DISFUNCTION . DANIELA LABRA

These paintings's chromatic palette can, because of their coldness, be quite deceitful. The situations, portrayed in sober tones, seem to depict apparently banal and uncomplicated subjects, and confuse the interpretation of the viewer. Pilled-up chairs, the reverse of a banner, a cup-cum-puddle, an upturned trolley. Escaping from convoluted poetics, these and other compositions are disturbing due to their economy of elements, which, paradoxically, does not collaborate towards a discursive clarity, for it raises an enigma that take as its starting point a presumed thematic obviousness.

 

One of the big questions for the contemporary art piece is the possibility of it not being confined to itself, assimilating references from the world into its own objectual nature, making its surroundings part of the piece, giving it meaning. Thus, a painting's represented image, for instance, is the starting point for a reflection that lies beyond the icon.

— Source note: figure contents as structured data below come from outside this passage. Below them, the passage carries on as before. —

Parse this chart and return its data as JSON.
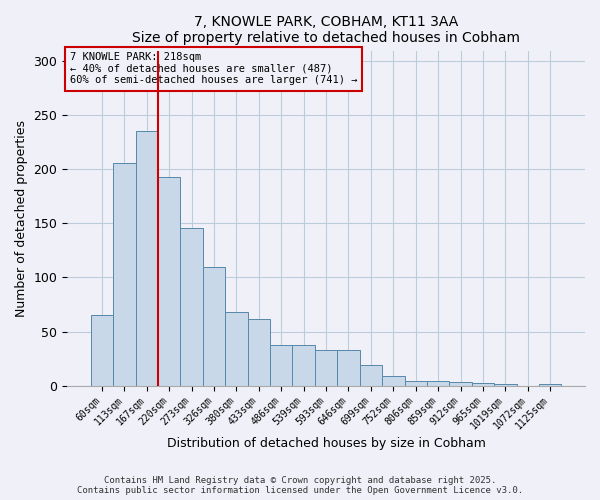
{
  "title": "7, KNOWLE PARK, COBHAM, KT11 3AA",
  "subtitle": "Size of property relative to detached houses in Cobham",
  "xlabel": "Distribution of detached houses by size in Cobham",
  "ylabel": "Number of detached properties",
  "bar_labels": [
    "60sqm",
    "113sqm",
    "167sqm",
    "220sqm",
    "273sqm",
    "326sqm",
    "380sqm",
    "433sqm",
    "486sqm",
    "539sqm",
    "593sqm",
    "646sqm",
    "699sqm",
    "752sqm",
    "806sqm",
    "859sqm",
    "912sqm",
    "965sqm",
    "1019sqm",
    "1072sqm",
    "1125sqm"
  ],
  "bar_values": [
    65,
    206,
    236,
    193,
    146,
    110,
    68,
    62,
    38,
    38,
    33,
    33,
    19,
    9,
    4,
    4,
    3,
    2,
    1,
    0,
    1
  ],
  "bar_color": "#c8d8e8",
  "bar_edgecolor": "#5588aa",
  "vline_color": "#cc0000",
  "annotation_title": "7 KNOWLE PARK: 218sqm",
  "annotation_line1": "← 40% of detached houses are smaller (487)",
  "annotation_line2": "60% of semi-detached houses are larger (741) →",
  "annotation_box_edgecolor": "#cc0000",
  "ylim": [
    0,
    310
  ],
  "yticks": [
    0,
    50,
    100,
    150,
    200,
    250,
    300
  ],
  "footer1": "Contains HM Land Registry data © Crown copyright and database right 2025.",
  "footer2": "Contains public sector information licensed under the Open Government Licence v3.0.",
  "bg_color": "#f0f0f8"
}
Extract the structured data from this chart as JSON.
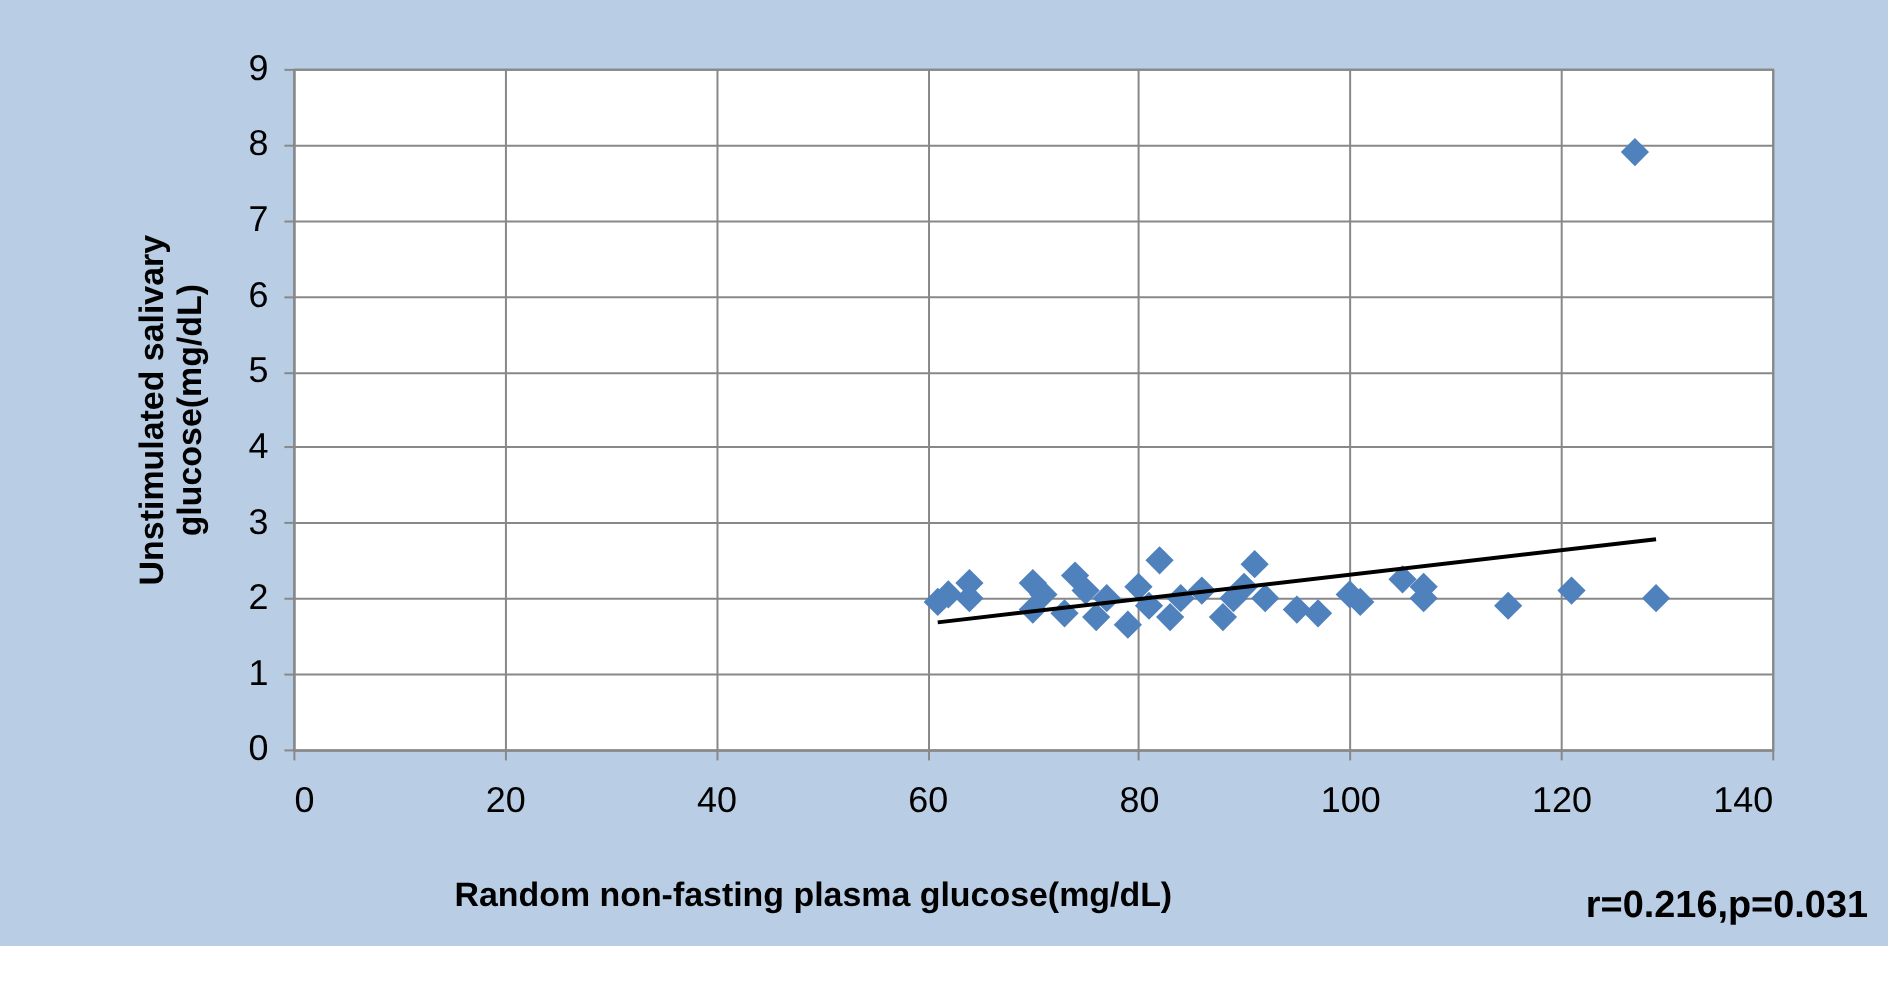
{
  "chart_data": {
    "type": "scatter",
    "xlabel": "Random non-fasting plasma glucose(mg/dL)",
    "ylabel": "Unstimulated salivary glucose(mg/dL)",
    "annotations": [
      "r=0.216,p=0.031"
    ],
    "xlim": [
      0,
      140
    ],
    "xticks": [
      0,
      20,
      40,
      60,
      80,
      100,
      120,
      140
    ],
    "ylim": [
      0,
      9
    ],
    "yticks": [
      0,
      1,
      2,
      3,
      4,
      5,
      6,
      7,
      8,
      9
    ],
    "grid": true,
    "marker": "diamond",
    "series": [
      {
        "color": "#4f81bd",
        "x": [
          61,
          62,
          64,
          64,
          70,
          70,
          71,
          73,
          74,
          75,
          76,
          77,
          79,
          80,
          81,
          82,
          83,
          84,
          86,
          88,
          89,
          90,
          91,
          92,
          95,
          97,
          100,
          101,
          105,
          107,
          107,
          115,
          121,
          127,
          129
        ],
        "values": [
          1.95,
          2.05,
          2.2,
          2.0,
          2.2,
          1.85,
          2.05,
          1.8,
          2.3,
          2.1,
          1.75,
          2.0,
          1.65,
          2.15,
          1.9,
          2.5,
          1.75,
          2.0,
          2.1,
          1.75,
          2.0,
          2.15,
          2.45,
          2.0,
          1.85,
          1.8,
          2.05,
          1.95,
          2.25,
          2.15,
          2.0,
          1.9,
          2.1,
          7.9,
          2.0
        ]
      },
      {
        "type": "line",
        "color": "#000000",
        "x": [
          61,
          129
        ],
        "values": [
          1.68,
          2.78
        ],
        "line_style": "solid",
        "marker": "none"
      }
    ]
  }
}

For sure, this intellectual procedure has been around ever since the Renaissance, however, what we observe today is the chance for the art piece to exist even without materiality or visuality, being able to erect itself through the understanding of its context, whether expressed or not, in the authorial discourse.

 

Despite not following in the direction of elaborating an entirely immaterial piece, Berliner's paintings are charged with conceptual data and surprise with their reflection of the human mirrored in the artifacts and absurd surroundings portrayed, which, aseptic in their majority, prove the existence of the human animal in the world. In the text hidden beneath the surface of these images, the artist, despite being less acidic, does not criticize mores or make any moral or value judgement, nor does he weave any manner of interpretations of Pop culture or of the contemporary world that creates it.

 

Nevertheless, the grand motto of Berliner's pictorial work is painting itself, with its making, procedures and the visual and narrative possibilities to be reached in this most traditional of media - keeping himself constantly open to new stylistic endeavors. In this movement, his muted, slightly gloomy palette, goes back to foggy sunsets and creates a thunderous silence. The objects represented in this opaque color scheme prove themselves to be, in their turn, honest in composition, but are, in fact, dysfunctional in relation to their context: nothing works in its proper place.

 

It is noteworthy that the depicted situations suggest a static temporality which, rather curiously, resides in the human and not in the object. For the time of man, despite being dynamic, remains the eternal prisoner of the present instant, thus watertight, in the manner in which the inanimate objects of these paintings show themselves to be. Such a feature raises the absurd thematics of the scenes, and the volume of the thunderous silence which embraces them, even higher.

 

In relation to Berliner's process, this new series marks another step in his pictorial work, previously marked by an angry process of making and the juxtaposition of various elements and techniques. Another important component was the materiality of the oil paint, applied in thick layers. In the present moment, however, the homogeneous surface is more highly valued, while the ample areas of color give form and volume to the object, making the outlining that turned the canvas into a sketchbook dispensable. This new way of applying paint is, nevertheless, concerned not only with the composition's imagetic and thematic reference points, but also with the conscious desire of exploring new challenges in the troublesome task of going back to painting in order to be able to reach the world.